There is, thus, an overlap in concerns in the books and they both deal with the issues from a similar perspective, arguing that the biblical evidence does not demand, that all suffering and death in the animal kingdom came about as a result of the Fall, indeed it suggests the opposite.
While there is this overlap, the two books have different emphases which probably reflect the different backgrounds of the writers: Whorton is a scientist and Osborn a political scientist.
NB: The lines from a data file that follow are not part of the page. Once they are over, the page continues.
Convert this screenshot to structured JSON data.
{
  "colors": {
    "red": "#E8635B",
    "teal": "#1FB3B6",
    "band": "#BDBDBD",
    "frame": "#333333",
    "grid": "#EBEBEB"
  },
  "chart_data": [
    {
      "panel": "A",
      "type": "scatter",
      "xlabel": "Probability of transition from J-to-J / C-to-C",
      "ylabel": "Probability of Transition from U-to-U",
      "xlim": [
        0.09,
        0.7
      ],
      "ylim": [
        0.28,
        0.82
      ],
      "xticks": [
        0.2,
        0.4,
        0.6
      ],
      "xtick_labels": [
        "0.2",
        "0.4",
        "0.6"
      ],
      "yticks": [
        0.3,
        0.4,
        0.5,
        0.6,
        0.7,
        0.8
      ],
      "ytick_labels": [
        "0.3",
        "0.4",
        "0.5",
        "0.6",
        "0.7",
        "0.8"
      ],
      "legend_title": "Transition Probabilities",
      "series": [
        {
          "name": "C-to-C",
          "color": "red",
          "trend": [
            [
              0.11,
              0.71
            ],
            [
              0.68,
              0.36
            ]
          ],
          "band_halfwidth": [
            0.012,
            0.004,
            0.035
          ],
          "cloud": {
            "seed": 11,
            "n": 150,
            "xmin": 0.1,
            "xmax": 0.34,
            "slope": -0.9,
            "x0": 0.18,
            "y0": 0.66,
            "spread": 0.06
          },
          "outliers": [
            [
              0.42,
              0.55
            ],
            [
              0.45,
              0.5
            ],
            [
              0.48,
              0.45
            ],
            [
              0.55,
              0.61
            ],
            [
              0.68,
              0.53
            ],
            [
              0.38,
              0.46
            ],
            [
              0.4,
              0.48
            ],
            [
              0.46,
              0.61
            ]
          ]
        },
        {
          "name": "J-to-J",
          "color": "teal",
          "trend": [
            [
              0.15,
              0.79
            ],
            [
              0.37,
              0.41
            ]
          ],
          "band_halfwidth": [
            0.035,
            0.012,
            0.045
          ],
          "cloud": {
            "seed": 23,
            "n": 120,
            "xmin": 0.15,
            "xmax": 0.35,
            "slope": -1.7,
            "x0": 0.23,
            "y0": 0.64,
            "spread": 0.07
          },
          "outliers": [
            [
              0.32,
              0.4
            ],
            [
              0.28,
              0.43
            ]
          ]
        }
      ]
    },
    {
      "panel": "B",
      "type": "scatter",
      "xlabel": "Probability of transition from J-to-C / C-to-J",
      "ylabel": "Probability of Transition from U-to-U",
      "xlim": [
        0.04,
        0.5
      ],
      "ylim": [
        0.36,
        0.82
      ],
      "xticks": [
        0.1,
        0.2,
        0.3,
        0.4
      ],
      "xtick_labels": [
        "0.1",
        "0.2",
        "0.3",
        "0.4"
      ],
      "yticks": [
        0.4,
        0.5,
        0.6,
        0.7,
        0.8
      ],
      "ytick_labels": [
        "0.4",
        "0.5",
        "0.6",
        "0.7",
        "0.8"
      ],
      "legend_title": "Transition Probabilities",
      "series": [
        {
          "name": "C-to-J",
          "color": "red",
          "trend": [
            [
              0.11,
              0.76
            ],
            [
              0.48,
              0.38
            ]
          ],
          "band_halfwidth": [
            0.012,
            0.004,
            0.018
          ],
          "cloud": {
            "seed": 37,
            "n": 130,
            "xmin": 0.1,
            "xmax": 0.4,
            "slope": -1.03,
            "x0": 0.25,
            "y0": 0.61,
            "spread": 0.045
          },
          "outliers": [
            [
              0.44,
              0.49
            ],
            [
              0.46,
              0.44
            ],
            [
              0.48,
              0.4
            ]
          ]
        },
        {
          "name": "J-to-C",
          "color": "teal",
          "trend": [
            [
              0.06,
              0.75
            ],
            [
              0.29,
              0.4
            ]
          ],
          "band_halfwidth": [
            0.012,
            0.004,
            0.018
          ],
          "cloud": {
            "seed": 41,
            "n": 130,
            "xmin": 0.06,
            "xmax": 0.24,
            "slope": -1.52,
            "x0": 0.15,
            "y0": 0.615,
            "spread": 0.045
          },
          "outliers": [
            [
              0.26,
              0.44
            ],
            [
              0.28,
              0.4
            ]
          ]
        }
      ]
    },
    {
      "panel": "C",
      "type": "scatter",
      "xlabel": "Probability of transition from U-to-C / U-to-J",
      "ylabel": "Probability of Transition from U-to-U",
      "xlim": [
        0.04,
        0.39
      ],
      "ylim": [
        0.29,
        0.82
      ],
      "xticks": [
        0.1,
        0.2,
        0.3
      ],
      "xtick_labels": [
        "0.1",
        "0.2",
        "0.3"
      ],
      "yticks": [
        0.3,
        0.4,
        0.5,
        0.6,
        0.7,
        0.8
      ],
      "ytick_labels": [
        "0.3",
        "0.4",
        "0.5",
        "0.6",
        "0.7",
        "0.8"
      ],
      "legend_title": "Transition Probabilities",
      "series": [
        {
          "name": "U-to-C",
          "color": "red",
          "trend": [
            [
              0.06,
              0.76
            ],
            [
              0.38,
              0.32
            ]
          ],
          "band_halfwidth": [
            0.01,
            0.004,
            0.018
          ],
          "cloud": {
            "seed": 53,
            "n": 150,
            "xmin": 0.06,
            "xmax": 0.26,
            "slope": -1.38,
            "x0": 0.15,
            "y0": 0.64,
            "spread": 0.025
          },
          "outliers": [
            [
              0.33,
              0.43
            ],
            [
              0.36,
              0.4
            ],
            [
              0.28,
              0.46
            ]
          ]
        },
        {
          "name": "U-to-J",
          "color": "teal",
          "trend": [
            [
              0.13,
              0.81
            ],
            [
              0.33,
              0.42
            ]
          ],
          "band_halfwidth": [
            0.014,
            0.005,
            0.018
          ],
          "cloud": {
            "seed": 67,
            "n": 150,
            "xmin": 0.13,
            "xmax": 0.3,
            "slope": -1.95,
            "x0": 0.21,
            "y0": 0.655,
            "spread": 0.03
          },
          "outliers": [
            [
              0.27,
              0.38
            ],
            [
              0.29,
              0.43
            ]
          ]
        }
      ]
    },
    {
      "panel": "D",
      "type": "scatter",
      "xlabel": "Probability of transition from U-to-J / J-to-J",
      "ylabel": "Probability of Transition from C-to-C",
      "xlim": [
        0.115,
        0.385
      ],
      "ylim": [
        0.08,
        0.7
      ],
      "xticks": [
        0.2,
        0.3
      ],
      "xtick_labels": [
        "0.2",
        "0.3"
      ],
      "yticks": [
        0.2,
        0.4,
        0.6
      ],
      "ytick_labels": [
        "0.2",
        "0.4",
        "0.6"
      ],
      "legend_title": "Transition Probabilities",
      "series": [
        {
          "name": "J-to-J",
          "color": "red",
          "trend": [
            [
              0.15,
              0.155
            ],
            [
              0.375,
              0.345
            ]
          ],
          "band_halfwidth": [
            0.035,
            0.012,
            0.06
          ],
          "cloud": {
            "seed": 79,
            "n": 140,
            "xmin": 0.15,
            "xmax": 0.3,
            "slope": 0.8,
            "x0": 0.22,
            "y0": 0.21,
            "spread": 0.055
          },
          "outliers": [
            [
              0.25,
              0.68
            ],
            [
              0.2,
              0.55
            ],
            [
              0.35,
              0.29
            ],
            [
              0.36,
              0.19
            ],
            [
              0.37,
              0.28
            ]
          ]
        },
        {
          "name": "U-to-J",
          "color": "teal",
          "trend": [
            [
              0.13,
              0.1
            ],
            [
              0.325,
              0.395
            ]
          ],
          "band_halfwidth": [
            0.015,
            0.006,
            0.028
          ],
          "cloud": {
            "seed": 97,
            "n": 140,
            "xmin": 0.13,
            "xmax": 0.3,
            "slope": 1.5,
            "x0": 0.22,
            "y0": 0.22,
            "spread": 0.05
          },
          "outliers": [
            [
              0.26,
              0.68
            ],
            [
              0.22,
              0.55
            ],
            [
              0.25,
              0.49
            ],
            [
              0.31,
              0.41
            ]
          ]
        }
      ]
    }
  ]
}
Whorton’s opening chapter is entitled ‘The Battle Lines Are Drawn’, a title which neatly sums up the division that exists between the two sides on the ‘creation-evolution’ debate – or more correctly between the young earth and old earth positions. On the one hand there are those who insist that the only faithful way to interpret Genesis 1 is a literalistic one and to suggest that the earth is more than 6-10,000 years old is not only to deny the account in Genesis but begins to eat away at the very foundation of all Christian belief. I suspect that neither of these books will necessarily persuade those who hold opposing views, but they are both worth reading. Osborn’s declines on a few occasions into polemic, but on the whole the tone of both is irenic. That is not to say that they shy away from the tough issues and the specific – and important – points of debate–they do not. One area in Osborn’s book I found less than convincing was his discussion on the relationship between creation and kenosis.
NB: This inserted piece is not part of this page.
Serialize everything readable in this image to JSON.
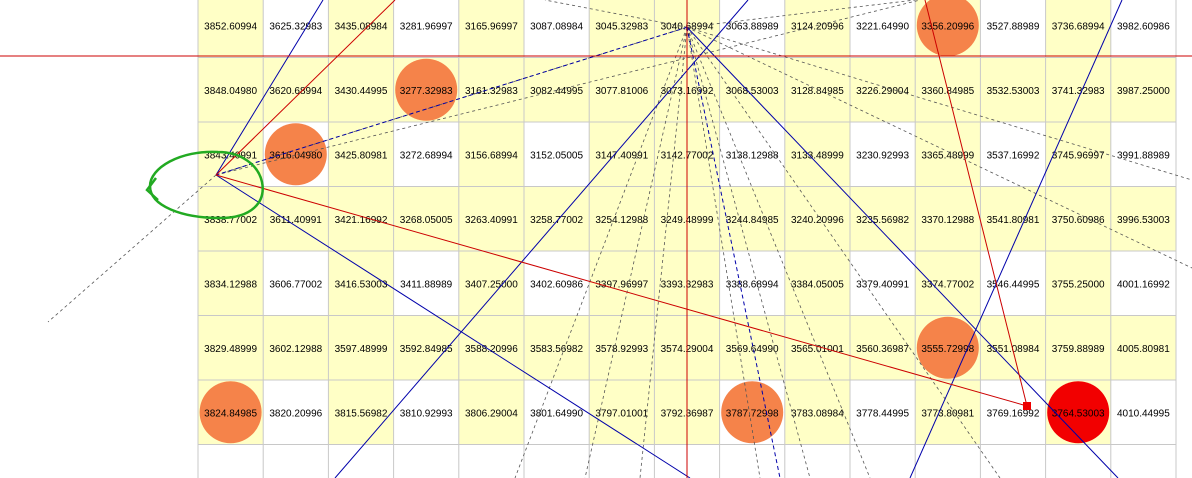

Both books serve a purpose in presenting a reading of Scripture which moves away from the rigid division between evolutionary theory and creationism, a division which seems to be self-serving for both sides of that particular argument. Instead they offer some carefully argued exegesis and theological discussion on the whole issue of theodicy which is thought-provoking and which offers an understanding of Genesis for evangelical Christians which does not demand a belief in a young earth.
Osborn RE, 2014, Death Before the Fall, Downers Grove: IVP Academic, ISBN: 9780830840465
Whorton MS, 2005, Peril in Paradise, Waynesboro: Authentic Media, ISBN: 1932805230
2 responses to “Death Before the Fall/ Peril in Paradise”
Thank you, Simon and Dorit, for taking the time to read and respond to my book Death Before the Fall. Two minor corrections: “The Battle Lines Are Drawn” is not a title in my book but in Whorton’s; and I am not a theologian but a political scientist by training.
My apologies, Ron. Thank you for pointing this out. I will make the changes.